With oil prices hovering around $70 a barrel, Israel is looking for ways to reduce its near-total dependence on energy imports. It's pondering the use of the nation's huge reserves of oil shale - a dark, crumbly rock loaded with hydrocarbonslocated in the central and southern parts of the country. Thanks to a technical breakthrough, it should be possible to extract fuel oil from the shale for less than $20 a barrel. That could allow Israel eventually to cut its crude imports by up to one-third.Shale is already used as a fuel for power plants in Israel and Estonia, where the rock is burned like coal to drive steam turbines. Israel's small shale-fired power plant was built nearly 20 years ago. But past attempts to extract liquid oil from shale weren't economically feasible: The process cost upwards of $50 per barrel at a time when oil was selling for less than half that.
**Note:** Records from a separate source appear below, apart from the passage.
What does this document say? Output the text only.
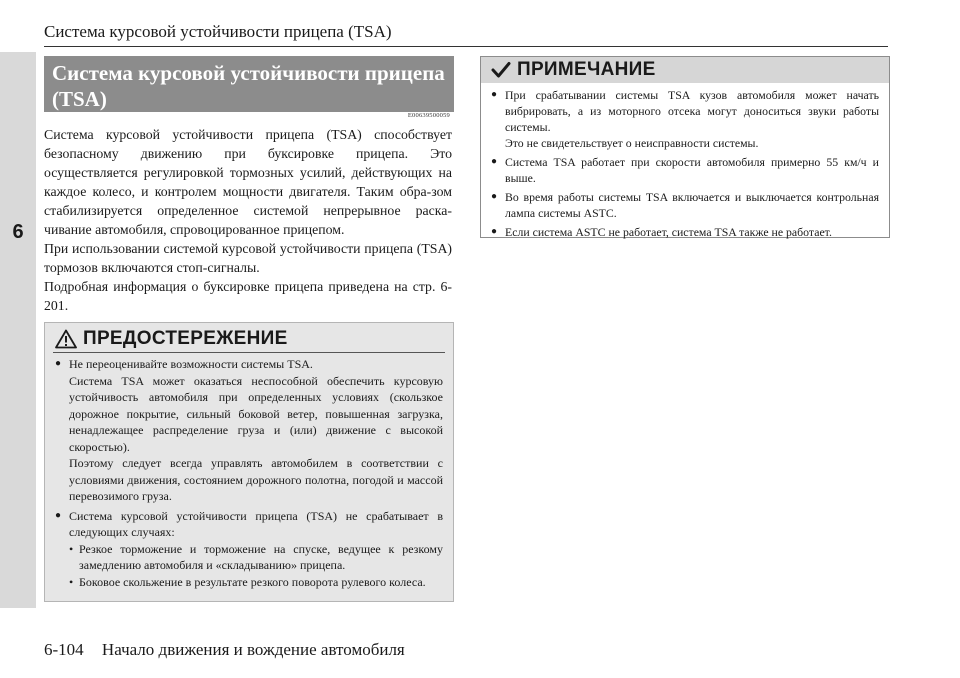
Система курсовой устойчивости прицепа (TSA)
6
Система курсовой устойчивости прицепа
(TSA)
E00639500059

Система курсовой устойчивости прицепа (TSA) способствует безопасному движению при буксировке прицепа. Это осуществляется регулировкой тормозных усилий, действующих на каждое колесо, и контролем мощности двигателя. Таким обра-зом стабилизируется определенное системой непрерывное раска-чивание автомобиля, спровоцированное прицепом.

При использовании системой курсовой устойчивости прицепа (TSA) тормозов включаются стоп-сигналы.

Подробная информация о буксировке прицепа приведена на стр. 6-201.

ПРЕДОСТЕРЕЖЕНИЕ
● Не переоценивайте возможности системы TSA.
Система TSA может оказаться неспособной обеспечить курсовую устойчивость автомобиля при определенных условиях (скользкое дорожное покрытие, сильный боковой ветер, повышенная загрузка, ненадлежащее распределение груза и (или) движение с высокой скоростью).
Поэтому следует всегда управлять автомобилем в соответствии с условиями движения, состоянием дорожного полотна, погодой и массой перевозимого груза.
● Система курсовой устойчивости прицепа (TSA) не срабатывает в следующих случаях:
• Резкое торможение и торможение на спуске, ведущее к резкому замедлению автомобиля и «складыванию» прицепа.
• Боковое скольжение в результате резкого поворота рулевого колеса.
ПРИМЕЧАНИЕ
● При срабатывании системы TSA кузов автомобиля может начать вибрировать, а из моторного отсека могут доноситься звуки работы системы.
Это не свидетельствует о неисправности системы.
● Система TSA работает при скорости автомобиля примерно 55 км/ч и выше.
● Во время работы системы TSA включается и выключается контрольная лампа системы ASTC.
● Если система ASTC не работает, система TSA также не работает.
6-104 Начало движения и вождение автомобиля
Now, the tables have turned. A Russian-born Israeli immigrant named Moshe Gvirtz developed a technique in the 1990s to squeeze oil from shale by mixing the rock with a residue from conventional oil refining and putting it through a catalytic process. The dramatically improved results, coupled with soaring crude prices, have inverted the economics of oil shale. That could help not just Israel but dozens of other countries, including the U.S., that are rich in shale reserves.
And the best part is the byproduct: less money going to Arab terrorists laundered through Saudi Arabia, Iran and other oil-rich terror-supporting countries.